Software giant Microsoft beat expectations for its first quarter, boosted by strong revenue growth for Azure, the company's flagship cloud-computing business.
The firm's other business units - Windows software, the Teams messaging service and LinkedIn professional social networking platform - also put in positive performances.
Turning to Alphabet, its Google unit reported higher than expected third-quarter ad sales, rising 41% to $53.1 billion in the quarter. Demand for its services surged in the past year as the pandemic forced people to spend more time online, and these new habits have persisted.
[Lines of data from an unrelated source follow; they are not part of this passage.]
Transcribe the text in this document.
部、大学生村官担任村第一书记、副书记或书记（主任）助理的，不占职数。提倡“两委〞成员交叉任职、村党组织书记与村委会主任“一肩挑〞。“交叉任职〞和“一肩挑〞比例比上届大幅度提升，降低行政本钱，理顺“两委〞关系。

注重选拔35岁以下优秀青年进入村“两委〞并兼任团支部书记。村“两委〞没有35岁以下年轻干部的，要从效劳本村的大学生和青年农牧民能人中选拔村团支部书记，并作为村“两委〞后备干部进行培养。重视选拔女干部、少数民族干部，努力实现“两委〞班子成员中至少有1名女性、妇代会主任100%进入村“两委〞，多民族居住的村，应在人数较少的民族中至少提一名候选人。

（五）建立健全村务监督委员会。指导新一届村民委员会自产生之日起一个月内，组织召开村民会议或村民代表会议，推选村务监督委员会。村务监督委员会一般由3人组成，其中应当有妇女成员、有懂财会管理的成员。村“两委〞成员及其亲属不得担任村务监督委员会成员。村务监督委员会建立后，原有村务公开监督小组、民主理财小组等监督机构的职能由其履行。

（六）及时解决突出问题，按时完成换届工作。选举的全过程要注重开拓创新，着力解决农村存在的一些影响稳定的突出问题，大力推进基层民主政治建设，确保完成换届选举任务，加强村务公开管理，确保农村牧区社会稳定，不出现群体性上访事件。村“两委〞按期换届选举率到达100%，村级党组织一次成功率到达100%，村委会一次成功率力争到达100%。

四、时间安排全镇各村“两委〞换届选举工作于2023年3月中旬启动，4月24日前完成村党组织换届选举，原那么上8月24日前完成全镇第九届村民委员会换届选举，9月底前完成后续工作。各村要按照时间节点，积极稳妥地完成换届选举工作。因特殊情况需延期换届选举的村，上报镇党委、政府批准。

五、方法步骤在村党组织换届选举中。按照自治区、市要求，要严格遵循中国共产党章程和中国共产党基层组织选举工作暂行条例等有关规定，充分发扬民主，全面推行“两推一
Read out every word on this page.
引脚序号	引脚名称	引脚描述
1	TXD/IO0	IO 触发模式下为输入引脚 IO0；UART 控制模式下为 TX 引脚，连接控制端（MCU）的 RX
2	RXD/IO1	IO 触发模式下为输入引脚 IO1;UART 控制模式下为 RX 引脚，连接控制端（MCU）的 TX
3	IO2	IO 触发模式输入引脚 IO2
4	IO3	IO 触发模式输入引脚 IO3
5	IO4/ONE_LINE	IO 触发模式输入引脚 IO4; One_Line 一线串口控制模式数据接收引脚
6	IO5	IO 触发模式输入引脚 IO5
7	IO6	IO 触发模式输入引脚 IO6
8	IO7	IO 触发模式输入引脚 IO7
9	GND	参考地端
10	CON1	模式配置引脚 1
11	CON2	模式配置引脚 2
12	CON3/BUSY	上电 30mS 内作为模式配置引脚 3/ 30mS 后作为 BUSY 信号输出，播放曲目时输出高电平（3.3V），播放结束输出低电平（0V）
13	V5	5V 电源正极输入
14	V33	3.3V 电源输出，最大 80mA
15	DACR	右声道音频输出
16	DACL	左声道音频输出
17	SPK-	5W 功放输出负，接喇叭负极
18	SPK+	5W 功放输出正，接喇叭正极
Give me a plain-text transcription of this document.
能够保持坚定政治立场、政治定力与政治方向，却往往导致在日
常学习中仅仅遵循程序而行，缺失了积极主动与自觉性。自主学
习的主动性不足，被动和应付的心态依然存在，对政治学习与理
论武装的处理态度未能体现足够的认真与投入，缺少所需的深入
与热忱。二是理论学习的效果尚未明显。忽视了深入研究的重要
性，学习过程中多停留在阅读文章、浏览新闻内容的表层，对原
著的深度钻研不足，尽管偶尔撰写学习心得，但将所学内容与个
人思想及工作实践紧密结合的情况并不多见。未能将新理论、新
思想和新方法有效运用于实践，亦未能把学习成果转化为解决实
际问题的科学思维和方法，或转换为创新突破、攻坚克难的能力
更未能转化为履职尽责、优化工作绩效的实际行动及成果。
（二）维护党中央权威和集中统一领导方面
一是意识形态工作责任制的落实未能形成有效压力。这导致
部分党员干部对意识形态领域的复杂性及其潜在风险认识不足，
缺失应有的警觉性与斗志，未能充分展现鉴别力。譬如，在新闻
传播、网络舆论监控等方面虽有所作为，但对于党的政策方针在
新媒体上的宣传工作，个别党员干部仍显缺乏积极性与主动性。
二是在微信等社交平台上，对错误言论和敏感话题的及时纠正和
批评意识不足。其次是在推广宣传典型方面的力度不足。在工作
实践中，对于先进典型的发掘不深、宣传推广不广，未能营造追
The company's quarterly profit was just short of $19 billion, marking a third-straight quarter of record profit.
2. U.K. budget to introduce new spending plan
U.K. Chancellor Rishi Sunak is set to unveil his latest annual budget later Wednesday, and is expected to loosen the purse strings as he tries to move the country away from the pandemic-induced downturn.
The U.K. Treasury has already stated, via email on Monday, that the public sector pay freeze will come to an end next year, citing a “solid economic recovery and encouraging signs in the labor market.”
While Sunak is set to keep a tight grip on the day-to-day spending by the various government departments, given the country’s massive budget deficit, he is also expected, at 1130 GMT, to announce a three-year spending plan to boost investment in public transport and skills training.
This boost in spending is likely to be made possible by an upgrade of Britain's growth forecasts, providing the government with extra room for manoeuver.
3. Stocks to edge lower; Earnings season continues
U.S. stocks are set to open marginally lower, retreating from record levels, with the focus on strong results from tech giants Microsoft and Alphabet (see above).